In a nutshell, you have to take advantage of the promotional period and try to pay down your debt faster without worrying about any interest. The disadvantage of using a balance transfer credit card is that some cards charge between 3% to 5% of the total amount transferred. Also, after the promotional period ends, you’ll have to deal with a higher APR. Only those with a good to excellent credit score can qualify for such cards so if you do fall in that category then yes, it’s a great option for you to become debt-free faster. 

5- Bankruptcy 

Bankruptcy is usually the last resort for people and it’s not an alternative to debt settlement. In fact, it’s a legal process that helps you sort or restructure your debt obligations when you aren’t able to pay. There are two types; Chapter 7 bankruptcy and Chapter 13 bankruptcy. In Chapter 7, the court will discharge all of your unsecured debts once you pass the means test. On the other hand, Chapter 13 is when the court creates a repayment plan for you that lasts for 3 to 5 years.

Bankruptcy can help you get legal protection when you aren’t able to pay off your debt and it also gives you a fresh start. However, it comes with some serious consequences like it’ll severely damage your credit score and it’ll stay on your credit report for 7 years. Also, you can possibly lose your assets and your bankruptcy will be a public record. Again, it’s not an alternative and you shouldn’t consider it until unless there’s no way out left for you. 

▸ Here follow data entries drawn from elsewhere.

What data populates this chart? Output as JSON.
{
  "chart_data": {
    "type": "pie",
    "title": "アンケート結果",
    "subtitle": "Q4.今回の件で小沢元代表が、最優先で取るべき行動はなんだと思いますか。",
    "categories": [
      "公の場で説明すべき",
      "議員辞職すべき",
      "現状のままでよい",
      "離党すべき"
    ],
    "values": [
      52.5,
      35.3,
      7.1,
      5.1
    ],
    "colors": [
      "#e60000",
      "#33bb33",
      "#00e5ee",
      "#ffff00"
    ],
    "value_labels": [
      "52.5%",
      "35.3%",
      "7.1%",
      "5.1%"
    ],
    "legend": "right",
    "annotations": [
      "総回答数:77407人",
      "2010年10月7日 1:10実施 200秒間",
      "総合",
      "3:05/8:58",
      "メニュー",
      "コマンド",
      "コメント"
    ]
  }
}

When Debt Settlement Is The Best Option 

Debt settlement should also be used as a last resort but there are some situations when it’s the better option out of all the other alternatives. Here are some scenarios when you should prefer debt settlement; 

You Don’t Qualify For Debt Consolidation 

Debt consolidation loans are usually provided to those with good to fair credit scores. If you have a poor score, debt consolidation won’t help you save any money. This is when debt settlement can come in handy. Yes, it will negatively impact your credit score but that’s something that you can work on later. In the meantime to get rid of your debt faster, a settlement offer will be great. 

You Have A Lump Sum Available 

Debt settlement is the easier way out mainly because it’ll reduce the amount you owe. For this, you of course need a lump sum to settle with your creditor and if you have that then debt settlement will become a lot easier for you. Offer a realistic lump sum to your creditor to make sure that the deal goes through. 

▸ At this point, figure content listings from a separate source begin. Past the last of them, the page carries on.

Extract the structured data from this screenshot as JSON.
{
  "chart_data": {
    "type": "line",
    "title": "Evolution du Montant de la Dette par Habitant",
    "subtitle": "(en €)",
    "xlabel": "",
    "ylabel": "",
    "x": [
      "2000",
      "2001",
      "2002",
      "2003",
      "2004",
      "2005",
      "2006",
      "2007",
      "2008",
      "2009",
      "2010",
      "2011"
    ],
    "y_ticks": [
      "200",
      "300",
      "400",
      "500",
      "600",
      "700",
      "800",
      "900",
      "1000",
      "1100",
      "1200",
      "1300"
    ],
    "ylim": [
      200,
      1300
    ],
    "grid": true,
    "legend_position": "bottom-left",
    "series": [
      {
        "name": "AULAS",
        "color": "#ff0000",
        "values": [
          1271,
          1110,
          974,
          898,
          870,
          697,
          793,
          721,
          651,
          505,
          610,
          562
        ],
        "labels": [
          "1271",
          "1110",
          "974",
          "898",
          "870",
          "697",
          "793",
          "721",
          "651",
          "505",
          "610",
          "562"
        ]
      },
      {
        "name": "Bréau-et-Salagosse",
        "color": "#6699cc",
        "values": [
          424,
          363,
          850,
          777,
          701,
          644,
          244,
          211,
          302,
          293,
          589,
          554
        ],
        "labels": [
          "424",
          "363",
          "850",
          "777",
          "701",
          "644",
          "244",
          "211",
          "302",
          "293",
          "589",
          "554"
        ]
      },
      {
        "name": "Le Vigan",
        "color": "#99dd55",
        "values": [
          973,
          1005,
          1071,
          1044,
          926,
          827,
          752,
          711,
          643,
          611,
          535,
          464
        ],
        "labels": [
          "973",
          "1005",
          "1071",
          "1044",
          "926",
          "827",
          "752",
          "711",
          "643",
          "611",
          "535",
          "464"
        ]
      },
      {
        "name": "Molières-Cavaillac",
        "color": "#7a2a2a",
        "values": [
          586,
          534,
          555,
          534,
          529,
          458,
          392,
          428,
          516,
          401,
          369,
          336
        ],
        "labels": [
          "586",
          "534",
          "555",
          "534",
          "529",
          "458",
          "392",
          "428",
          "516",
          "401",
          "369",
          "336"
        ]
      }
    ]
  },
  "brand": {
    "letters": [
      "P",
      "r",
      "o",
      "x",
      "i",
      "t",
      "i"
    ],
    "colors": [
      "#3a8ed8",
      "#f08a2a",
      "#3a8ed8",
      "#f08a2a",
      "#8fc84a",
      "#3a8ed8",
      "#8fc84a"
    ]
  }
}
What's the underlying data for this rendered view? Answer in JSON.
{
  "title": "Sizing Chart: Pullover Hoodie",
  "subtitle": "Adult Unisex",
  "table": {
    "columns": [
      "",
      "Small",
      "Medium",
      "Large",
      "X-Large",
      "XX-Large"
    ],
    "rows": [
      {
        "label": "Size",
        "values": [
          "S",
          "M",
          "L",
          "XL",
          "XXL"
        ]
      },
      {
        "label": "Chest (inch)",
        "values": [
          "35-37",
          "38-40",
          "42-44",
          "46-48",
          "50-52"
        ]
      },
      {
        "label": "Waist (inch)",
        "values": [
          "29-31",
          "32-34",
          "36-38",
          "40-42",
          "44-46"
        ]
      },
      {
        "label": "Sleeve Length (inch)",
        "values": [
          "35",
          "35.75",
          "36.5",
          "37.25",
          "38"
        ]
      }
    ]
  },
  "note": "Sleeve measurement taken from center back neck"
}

You Are Facing Serious Financial Hardship 

Financial hardships can make it really difficult for people to pay off their debts. If you are going through a divorce, a serious illness or loss of job etc then these reasons do qualify for debt settlement. You just have to talk to your creditor or hire a third party to help you settle your debt. With a delinquent account, a valid financial hardship and a reasonable lump sum, you can easily convince your creditor for a settlement. 

Overall Verdict 

No matter which debt relief option you choose, it’ll always have downsides to it. The truth is that dealing with debt isn’t easy and you have to go through a bump road first in order to achieve complete financial freedom. It’s important to work with a financial counselor to ensure that you are taking the right path forward. A professional counselor will help assess your financial situation, help you make a budget and help you find a way out to become debt free. 

FAQs

Q1. Is Debt Settlement Better Than Bankruptcy?

Debt settlement is the better option when you are trying to avoid legal proceedings and when you do have the ability to pay the reduced amount to your creditor. On the other hand, bankruptcy is the last resort when you don’t have anything to offer to your creditor and when you are looking for a fresh start. 

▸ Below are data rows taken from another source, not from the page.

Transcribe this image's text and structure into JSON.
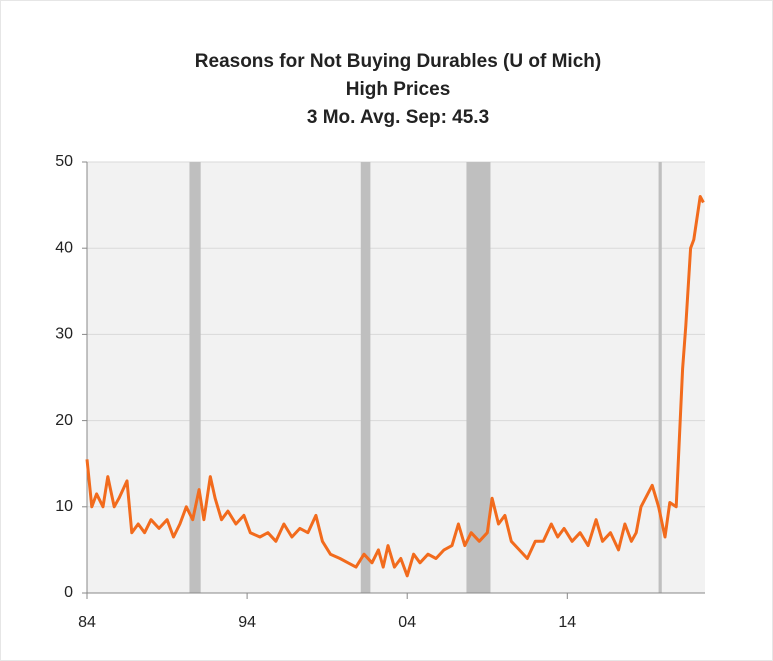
{
  "chart_data": {
    "type": "line",
    "title": "Reasons for Not Buying Durables (U of Mich)",
    "subtitle": "High Prices",
    "annotation": "3 Mo. Avg.  Sep: 45.3",
    "xlim": [
      1984,
      2022.6
    ],
    "ylim": [
      0,
      50
    ],
    "yticks": [
      0,
      10,
      20,
      30,
      40,
      50
    ],
    "xticks": [
      {
        "value": 1984,
        "label": "84"
      },
      {
        "value": 1994,
        "label": "94"
      },
      {
        "value": 2004,
        "label": "04"
      },
      {
        "value": 2014,
        "label": "14"
      }
    ],
    "grid": true,
    "recessions": [
      [
        1990.4,
        1991.1
      ],
      [
        2001.1,
        2001.7
      ],
      [
        2007.7,
        2009.2
      ],
      [
        2019.7,
        2019.9
      ]
    ],
    "recession_color": "#bfbfbf",
    "series": [
      {
        "name": "High Prices",
        "color": "#f26b1d",
        "x": [
          1984.0,
          1984.3,
          1984.6,
          1985.0,
          1985.3,
          1985.7,
          1986.0,
          1986.5,
          1986.8,
          1987.2,
          1987.6,
          1988.0,
          1988.5,
          1989.0,
          1989.4,
          1989.8,
          1990.2,
          1990.6,
          1991.0,
          1991.3,
          1991.7,
          1992.0,
          1992.4,
          1992.8,
          1993.3,
          1993.8,
          1994.2,
          1994.8,
          1995.3,
          1995.8,
          1996.3,
          1996.8,
          1997.3,
          1997.8,
          1998.3,
          1998.7,
          1999.2,
          1999.8,
          2000.3,
          2000.8,
          2001.3,
          2001.8,
          2002.2,
          2002.5,
          2002.8,
          2003.2,
          2003.6,
          2004.0,
          2004.4,
          2004.8,
          2005.3,
          2005.8,
          2006.3,
          2006.8,
          2007.2,
          2007.6,
          2008.0,
          2008.5,
          2009.0,
          2009.3,
          2009.7,
          2010.1,
          2010.5,
          2011.0,
          2011.5,
          2012.0,
          2012.5,
          2013.0,
          2013.4,
          2013.8,
          2014.3,
          2014.8,
          2015.3,
          2015.8,
          2016.2,
          2016.7,
          2017.2,
          2017.6,
          2018.0,
          2018.3,
          2018.6,
          2019.3,
          2019.7,
          2020.1,
          2020.4,
          2020.8,
          2021.2,
          2021.4,
          2021.7,
          2021.9,
          2022.3,
          2022.5
        ],
        "values": [
          15.5,
          10,
          11.5,
          10,
          13.5,
          10,
          11,
          13,
          7,
          8,
          7,
          8.5,
          7.5,
          8.5,
          6.5,
          8,
          10,
          8.5,
          12,
          8.5,
          13.5,
          11,
          8.5,
          9.5,
          8,
          9,
          7,
          6.5,
          7,
          6,
          8,
          6.5,
          7.5,
          7,
          9,
          6,
          4.5,
          4,
          3.5,
          3,
          4.5,
          3.5,
          5,
          3,
          5.5,
          3,
          4,
          2,
          4.5,
          3.5,
          4.5,
          4,
          5,
          5.5,
          8,
          5.5,
          7,
          6,
          7,
          11,
          8,
          9,
          6,
          5,
          4,
          6,
          6,
          8,
          6.5,
          7.5,
          6,
          7,
          5.5,
          8.5,
          6,
          7,
          5,
          8,
          6,
          7,
          10,
          12.5,
          10,
          6.5,
          10.5,
          10,
          26,
          31,
          40,
          41,
          46,
          45.3
        ]
      }
    ]
  }
}
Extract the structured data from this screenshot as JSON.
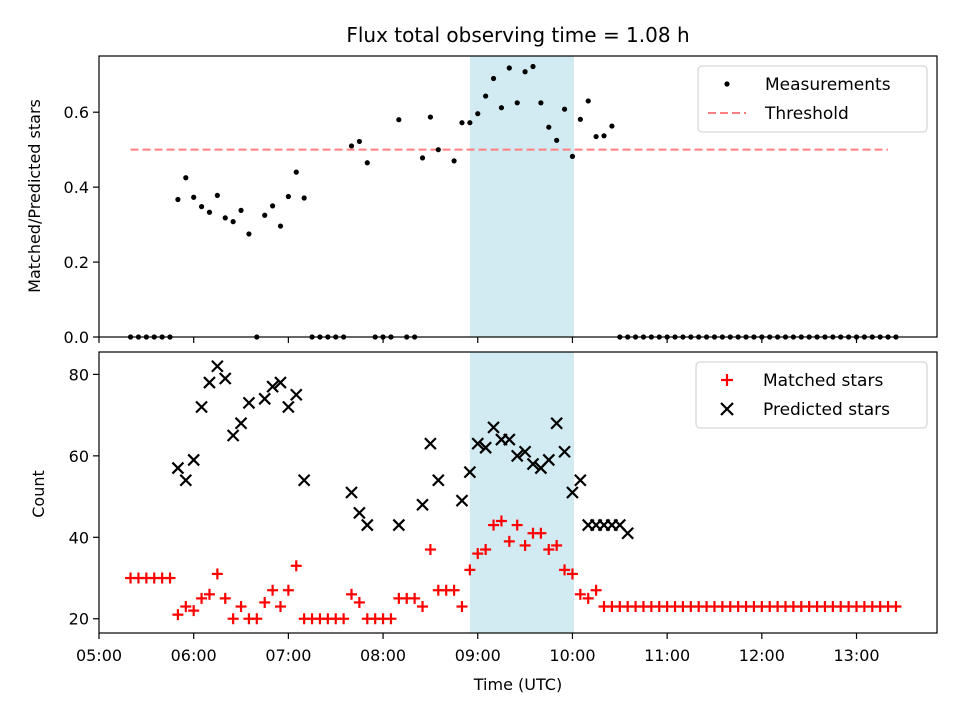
{
  "chart_data": [
    {
      "type": "scatter",
      "title": "Flux total observing time = 1.08 h",
      "xlabel": "",
      "ylabel": "Matched/Predicted stars",
      "ylim": [
        0,
        0.75
      ],
      "yticks": [
        0.0,
        0.2,
        0.4,
        0.6
      ],
      "xlim_hours": [
        5.0,
        13.85
      ],
      "legend_placement": "top-right",
      "highlight_span": [
        "08:55",
        "10:01"
      ],
      "colors": {
        "measurements": "#000000",
        "threshold": "#ff7f7f",
        "span": "#add8e6"
      },
      "series": [
        {
          "name": "Measurements",
          "points": [
            [
              "05:20",
              0.0
            ],
            [
              "05:25",
              0.0
            ],
            [
              "05:30",
              0.0
            ],
            [
              "05:35",
              0.0
            ],
            [
              "05:40",
              0.0
            ],
            [
              "05:45",
              0.0
            ],
            [
              "05:50",
              0.367
            ],
            [
              "05:55",
              0.425
            ],
            [
              "06:00",
              0.373
            ],
            [
              "06:05",
              0.348
            ],
            [
              "06:10",
              0.333
            ],
            [
              "06:15",
              0.378
            ],
            [
              "06:20",
              0.318
            ],
            [
              "06:25",
              0.308
            ],
            [
              "06:30",
              0.338
            ],
            [
              "06:35",
              0.275
            ],
            [
              "06:40",
              0.0
            ],
            [
              "06:45",
              0.325
            ],
            [
              "06:50",
              0.35
            ],
            [
              "06:55",
              0.296
            ],
            [
              "07:00",
              0.375
            ],
            [
              "07:05",
              0.44
            ],
            [
              "07:10",
              0.371
            ],
            [
              "07:15",
              0.0
            ],
            [
              "07:20",
              0.0
            ],
            [
              "07:25",
              0.0
            ],
            [
              "07:30",
              0.0
            ],
            [
              "07:35",
              0.0
            ],
            [
              "07:40",
              0.51
            ],
            [
              "07:45",
              0.522
            ],
            [
              "07:50",
              0.465
            ],
            [
              "07:55",
              0.0
            ],
            [
              "08:00",
              0.0
            ],
            [
              "08:05",
              0.0
            ],
            [
              "08:10",
              0.58
            ],
            [
              "08:15",
              0.0
            ],
            [
              "08:20",
              0.0
            ],
            [
              "08:25",
              0.478
            ],
            [
              "08:30",
              0.587
            ],
            [
              "08:35",
              0.5
            ],
            [
              "08:45",
              0.47
            ],
            [
              "08:50",
              0.572
            ],
            [
              "08:55",
              0.572
            ],
            [
              "09:00",
              0.596
            ],
            [
              "09:05",
              0.643
            ],
            [
              "09:10",
              0.69
            ],
            [
              "09:15",
              0.612
            ],
            [
              "09:20",
              0.718
            ],
            [
              "09:25",
              0.625
            ],
            [
              "09:30",
              0.708
            ],
            [
              "09:35",
              0.722
            ],
            [
              "09:40",
              0.625
            ],
            [
              "09:45",
              0.56
            ],
            [
              "09:50",
              0.525
            ],
            [
              "09:55",
              0.608
            ],
            [
              "10:00",
              0.482
            ],
            [
              "10:05",
              0.581
            ],
            [
              "10:10",
              0.63
            ],
            [
              "10:15",
              0.535
            ],
            [
              "10:20",
              0.537
            ],
            [
              "10:25",
              0.563
            ],
            [
              "10:30",
              0.0
            ],
            [
              "10:35",
              0.0
            ],
            [
              "10:40",
              0.0
            ],
            [
              "10:45",
              0.0
            ],
            [
              "10:50",
              0.0
            ],
            [
              "10:55",
              0.0
            ],
            [
              "11:00",
              0.0
            ],
            [
              "11:05",
              0.0
            ],
            [
              "11:10",
              0.0
            ],
            [
              "11:15",
              0.0
            ],
            [
              "11:20",
              0.0
            ],
            [
              "11:25",
              0.0
            ],
            [
              "11:30",
              0.0
            ],
            [
              "11:35",
              0.0
            ],
            [
              "11:40",
              0.0
            ],
            [
              "11:45",
              0.0
            ],
            [
              "11:50",
              0.0
            ],
            [
              "11:55",
              0.0
            ],
            [
              "12:00",
              0.0
            ],
            [
              "12:05",
              0.0
            ],
            [
              "12:10",
              0.0
            ],
            [
              "12:15",
              0.0
            ],
            [
              "12:20",
              0.0
            ],
            [
              "12:25",
              0.0
            ],
            [
              "12:30",
              0.0
            ],
            [
              "12:35",
              0.0
            ],
            [
              "12:40",
              0.0
            ],
            [
              "12:45",
              0.0
            ],
            [
              "12:50",
              0.0
            ],
            [
              "12:55",
              0.0
            ],
            [
              "13:00",
              0.0
            ],
            [
              "13:05",
              0.0
            ],
            [
              "13:10",
              0.0
            ],
            [
              "13:15",
              0.0
            ],
            [
              "13:20",
              0.0
            ],
            [
              "13:25",
              0.0
            ]
          ]
        },
        {
          "name": "Threshold",
          "points": [
            [
              "05:20",
              0.5
            ],
            [
              "13:20",
              0.5
            ]
          ]
        }
      ]
    },
    {
      "type": "scatter",
      "title": "",
      "xlabel": "Time (UTC)",
      "ylabel": "Count",
      "ylim": [
        16.5,
        85.5
      ],
      "yticks": [
        20,
        40,
        60,
        80
      ],
      "xlim_hours": [
        5.0,
        13.85
      ],
      "xticks": [
        "05:00",
        "06:00",
        "07:00",
        "08:00",
        "09:00",
        "10:00",
        "11:00",
        "12:00",
        "13:00"
      ],
      "legend_placement": "top-right",
      "highlight_span": [
        "08:55",
        "10:01"
      ],
      "colors": {
        "matched": "#ff0000",
        "predicted": "#000000",
        "span": "#add8e6"
      },
      "series": [
        {
          "name": "Matched stars",
          "points": [
            [
              "05:20",
              30
            ],
            [
              "05:25",
              30
            ],
            [
              "05:30",
              30
            ],
            [
              "05:35",
              30
            ],
            [
              "05:40",
              30
            ],
            [
              "05:45",
              30
            ],
            [
              "05:50",
              21
            ],
            [
              "05:55",
              23
            ],
            [
              "06:00",
              22
            ],
            [
              "06:05",
              25
            ],
            [
              "06:10",
              26
            ],
            [
              "06:15",
              31
            ],
            [
              "06:20",
              25
            ],
            [
              "06:25",
              20
            ],
            [
              "06:30",
              23
            ],
            [
              "06:35",
              20
            ],
            [
              "06:40",
              20
            ],
            [
              "06:45",
              24
            ],
            [
              "06:50",
              27
            ],
            [
              "06:55",
              23
            ],
            [
              "07:00",
              27
            ],
            [
              "07:05",
              33
            ],
            [
              "07:10",
              20
            ],
            [
              "07:15",
              20
            ],
            [
              "07:20",
              20
            ],
            [
              "07:25",
              20
            ],
            [
              "07:30",
              20
            ],
            [
              "07:35",
              20
            ],
            [
              "07:40",
              26
            ],
            [
              "07:45",
              24
            ],
            [
              "07:50",
              20
            ],
            [
              "07:55",
              20
            ],
            [
              "08:00",
              20
            ],
            [
              "08:05",
              20
            ],
            [
              "08:10",
              25
            ],
            [
              "08:15",
              25
            ],
            [
              "08:20",
              25
            ],
            [
              "08:25",
              23
            ],
            [
              "08:30",
              37
            ],
            [
              "08:35",
              27
            ],
            [
              "08:40",
              27
            ],
            [
              "08:45",
              27
            ],
            [
              "08:50",
              23
            ],
            [
              "08:55",
              32
            ],
            [
              "09:00",
              36
            ],
            [
              "09:05",
              37
            ],
            [
              "09:10",
              43
            ],
            [
              "09:15",
              44
            ],
            [
              "09:20",
              39
            ],
            [
              "09:25",
              43
            ],
            [
              "09:30",
              38
            ],
            [
              "09:35",
              41
            ],
            [
              "09:40",
              41
            ],
            [
              "09:45",
              37
            ],
            [
              "09:50",
              38
            ],
            [
              "09:55",
              32
            ],
            [
              "10:00",
              31
            ],
            [
              "10:05",
              26
            ],
            [
              "10:10",
              25
            ],
            [
              "10:15",
              27
            ],
            [
              "10:20",
              23
            ],
            [
              "10:25",
              23
            ],
            [
              "10:30",
              23
            ],
            [
              "10:35",
              23
            ],
            [
              "10:40",
              23
            ],
            [
              "10:45",
              23
            ],
            [
              "10:50",
              23
            ],
            [
              "10:55",
              23
            ],
            [
              "11:00",
              23
            ],
            [
              "11:05",
              23
            ],
            [
              "11:10",
              23
            ],
            [
              "11:15",
              23
            ],
            [
              "11:20",
              23
            ],
            [
              "11:25",
              23
            ],
            [
              "11:30",
              23
            ],
            [
              "11:35",
              23
            ],
            [
              "11:40",
              23
            ],
            [
              "11:45",
              23
            ],
            [
              "11:50",
              23
            ],
            [
              "11:55",
              23
            ],
            [
              "12:00",
              23
            ],
            [
              "12:05",
              23
            ],
            [
              "12:10",
              23
            ],
            [
              "12:15",
              23
            ],
            [
              "12:20",
              23
            ],
            [
              "12:25",
              23
            ],
            [
              "12:30",
              23
            ],
            [
              "12:35",
              23
            ],
            [
              "12:40",
              23
            ],
            [
              "12:45",
              23
            ],
            [
              "12:50",
              23
            ],
            [
              "12:55",
              23
            ],
            [
              "13:00",
              23
            ],
            [
              "13:05",
              23
            ],
            [
              "13:10",
              23
            ],
            [
              "13:15",
              23
            ],
            [
              "13:20",
              23
            ],
            [
              "13:25",
              23
            ]
          ]
        },
        {
          "name": "Predicted stars",
          "points": [
            [
              "05:50",
              57
            ],
            [
              "05:55",
              54
            ],
            [
              "06:00",
              59
            ],
            [
              "06:05",
              72
            ],
            [
              "06:10",
              78
            ],
            [
              "06:15",
              82
            ],
            [
              "06:20",
              79
            ],
            [
              "06:25",
              65
            ],
            [
              "06:30",
              68
            ],
            [
              "06:35",
              73
            ],
            [
              "06:45",
              74
            ],
            [
              "06:50",
              77
            ],
            [
              "06:55",
              78
            ],
            [
              "07:00",
              72
            ],
            [
              "07:05",
              75
            ],
            [
              "07:10",
              54
            ],
            [
              "07:40",
              51
            ],
            [
              "07:45",
              46
            ],
            [
              "07:50",
              43
            ],
            [
              "08:10",
              43
            ],
            [
              "08:25",
              48
            ],
            [
              "08:30",
              63
            ],
            [
              "08:35",
              54
            ],
            [
              "08:50",
              49
            ],
            [
              "08:55",
              56
            ],
            [
              "09:00",
              63
            ],
            [
              "09:05",
              62
            ],
            [
              "09:10",
              67
            ],
            [
              "09:15",
              64
            ],
            [
              "09:20",
              64
            ],
            [
              "09:25",
              60
            ],
            [
              "09:30",
              61
            ],
            [
              "09:35",
              58
            ],
            [
              "09:40",
              57
            ],
            [
              "09:45",
              59
            ],
            [
              "09:50",
              68
            ],
            [
              "09:55",
              61
            ],
            [
              "10:00",
              51
            ],
            [
              "10:05",
              54
            ],
            [
              "10:10",
              43
            ],
            [
              "10:15",
              43
            ],
            [
              "10:20",
              43
            ],
            [
              "10:25",
              43
            ],
            [
              "10:30",
              43
            ],
            [
              "10:35",
              41
            ]
          ]
        }
      ]
    }
  ]
}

Q2. Will A Debt Management Plan Hurt My Credit Score?

When you close your credit card accounts, it’ll hurt your credit score a bit initially but that’s something you can work on later. In fact, with a DMP, when you start making your payments on time, it can help you improve your credit score. 

Q3. Can I Qualify For A Debt Consolidation Loan With A Poor Credit?

Yes you can qualify for debt consolidation loans with a poor credit but you’ll have to pay higher interests. In fact, some lenders even require co-signers when lending money to someone with a poor or below average credit score.